---- — Northumberland County taxpayers should thank District Attorney Anthony Rosini for advising deliberation and study during a recent meeting of the county prison board as officials weigh a $30 million to $60 million prison project.
While it is clear that the county needs a new prison, it is also clear that the county is neck-deep in debt, thanks to the long-gone, but not fondly remembered Allen Cwalina-Chap Lewis administration.
Commissioner Vinny Clausi, who has worked hard to improve the county's fiscal health, proposes getting around the lack of cash by floating bonds to pay for a 300- or 600-bed prison and paying off the debt by housing prisoners for the federal government and for other counties.
Sounds good, but Northumberland County has already tried that -- twice. The site of the county administration building was once a juvenile detention center, then a women's prison. Both were expected to be profitable ventures for the county. Neither was.
Prisons have proven to be burdens, not businesses. Let's hear more details about why it would work better this time.
Commissioner Clausi proposes to locate the new prison near the State Correctional Institution at Coal Township.
The commissioner says the reason is simple, prison infrastructure is already in place there. Surely there are sites much closer to the county courthouse with sufficient infrastructure. One of those sites would save money on prisoner transportation costs.

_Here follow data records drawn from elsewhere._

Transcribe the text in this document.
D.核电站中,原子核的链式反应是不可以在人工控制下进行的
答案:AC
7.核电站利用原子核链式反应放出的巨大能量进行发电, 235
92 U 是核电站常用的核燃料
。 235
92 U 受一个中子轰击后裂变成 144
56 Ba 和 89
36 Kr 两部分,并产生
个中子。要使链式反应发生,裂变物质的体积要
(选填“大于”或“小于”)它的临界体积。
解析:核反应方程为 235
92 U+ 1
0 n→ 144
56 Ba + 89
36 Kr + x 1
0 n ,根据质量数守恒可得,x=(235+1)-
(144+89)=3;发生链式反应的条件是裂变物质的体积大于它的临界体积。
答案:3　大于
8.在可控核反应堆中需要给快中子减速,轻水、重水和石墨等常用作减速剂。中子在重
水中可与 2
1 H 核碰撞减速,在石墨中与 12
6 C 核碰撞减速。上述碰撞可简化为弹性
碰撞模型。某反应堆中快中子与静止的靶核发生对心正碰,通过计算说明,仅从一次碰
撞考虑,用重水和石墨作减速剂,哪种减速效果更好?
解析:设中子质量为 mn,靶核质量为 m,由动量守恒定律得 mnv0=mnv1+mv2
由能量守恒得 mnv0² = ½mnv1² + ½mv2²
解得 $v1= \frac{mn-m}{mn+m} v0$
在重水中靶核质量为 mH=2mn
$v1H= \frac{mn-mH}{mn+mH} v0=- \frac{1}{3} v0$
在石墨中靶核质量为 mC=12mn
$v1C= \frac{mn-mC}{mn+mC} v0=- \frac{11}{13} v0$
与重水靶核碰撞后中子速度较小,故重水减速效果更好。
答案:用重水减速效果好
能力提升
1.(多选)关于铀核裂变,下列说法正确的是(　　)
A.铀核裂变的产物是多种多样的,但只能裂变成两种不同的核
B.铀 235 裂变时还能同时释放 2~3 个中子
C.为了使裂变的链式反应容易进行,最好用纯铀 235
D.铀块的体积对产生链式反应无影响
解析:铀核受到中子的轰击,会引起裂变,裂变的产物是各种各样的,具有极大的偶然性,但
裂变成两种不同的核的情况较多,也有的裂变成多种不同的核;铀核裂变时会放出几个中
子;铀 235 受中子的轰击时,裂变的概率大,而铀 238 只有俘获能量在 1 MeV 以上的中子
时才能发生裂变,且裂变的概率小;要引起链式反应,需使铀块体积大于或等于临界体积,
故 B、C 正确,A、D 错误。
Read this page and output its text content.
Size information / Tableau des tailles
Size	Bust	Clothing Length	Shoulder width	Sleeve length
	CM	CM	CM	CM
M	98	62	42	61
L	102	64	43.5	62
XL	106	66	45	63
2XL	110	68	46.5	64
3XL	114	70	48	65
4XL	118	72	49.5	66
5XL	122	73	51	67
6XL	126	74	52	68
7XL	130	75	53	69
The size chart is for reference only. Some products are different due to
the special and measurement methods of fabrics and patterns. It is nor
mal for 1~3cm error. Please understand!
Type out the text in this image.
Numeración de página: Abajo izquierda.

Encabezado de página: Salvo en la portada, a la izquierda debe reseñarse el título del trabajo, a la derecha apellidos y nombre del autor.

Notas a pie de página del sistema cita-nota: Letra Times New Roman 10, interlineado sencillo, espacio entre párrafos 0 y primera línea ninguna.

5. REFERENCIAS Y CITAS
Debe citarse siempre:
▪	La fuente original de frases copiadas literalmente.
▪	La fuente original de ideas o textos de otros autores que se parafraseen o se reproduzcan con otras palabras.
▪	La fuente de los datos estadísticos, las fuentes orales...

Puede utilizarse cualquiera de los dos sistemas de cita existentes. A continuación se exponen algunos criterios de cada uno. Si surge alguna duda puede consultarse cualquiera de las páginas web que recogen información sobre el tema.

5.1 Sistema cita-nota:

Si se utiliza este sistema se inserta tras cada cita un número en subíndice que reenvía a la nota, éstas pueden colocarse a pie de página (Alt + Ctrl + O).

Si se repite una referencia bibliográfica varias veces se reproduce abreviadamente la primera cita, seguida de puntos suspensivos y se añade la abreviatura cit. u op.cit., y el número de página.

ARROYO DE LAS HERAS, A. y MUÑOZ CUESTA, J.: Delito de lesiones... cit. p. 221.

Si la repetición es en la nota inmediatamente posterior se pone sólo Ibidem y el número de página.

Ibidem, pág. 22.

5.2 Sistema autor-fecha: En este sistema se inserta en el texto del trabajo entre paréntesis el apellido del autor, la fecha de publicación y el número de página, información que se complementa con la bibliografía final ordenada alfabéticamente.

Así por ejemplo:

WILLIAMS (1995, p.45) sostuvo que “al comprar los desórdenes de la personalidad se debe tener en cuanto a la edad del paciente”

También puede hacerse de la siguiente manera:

Part of the rush to build a new prison comes from the recent rash of lawsuits filed against the county by inmates of the existing jail at 39 N. Second St. in Sunbury. Commissioner Clausi fears that a judge might close the county prison, leaving taxpayers to foot the bill for housing more than 200 prisoners in other county jails.
District Attorney Rosini suggests the county put together a 10-year plan for a new prison. That would afford the county time to improve its finances, find a suitable site and plan for the closing of the current prison.
A state or federal judge is not likely to burden an already financially troubled county further if its leaders are taking credible steps to meet the needs of both inmates and taxpayers in a prudent manner.
Now that the Northumberland County commissioners are on the right track, take time to get the judge, sheriff, district attorney and controller on board for the prison they will have to govern once it is built.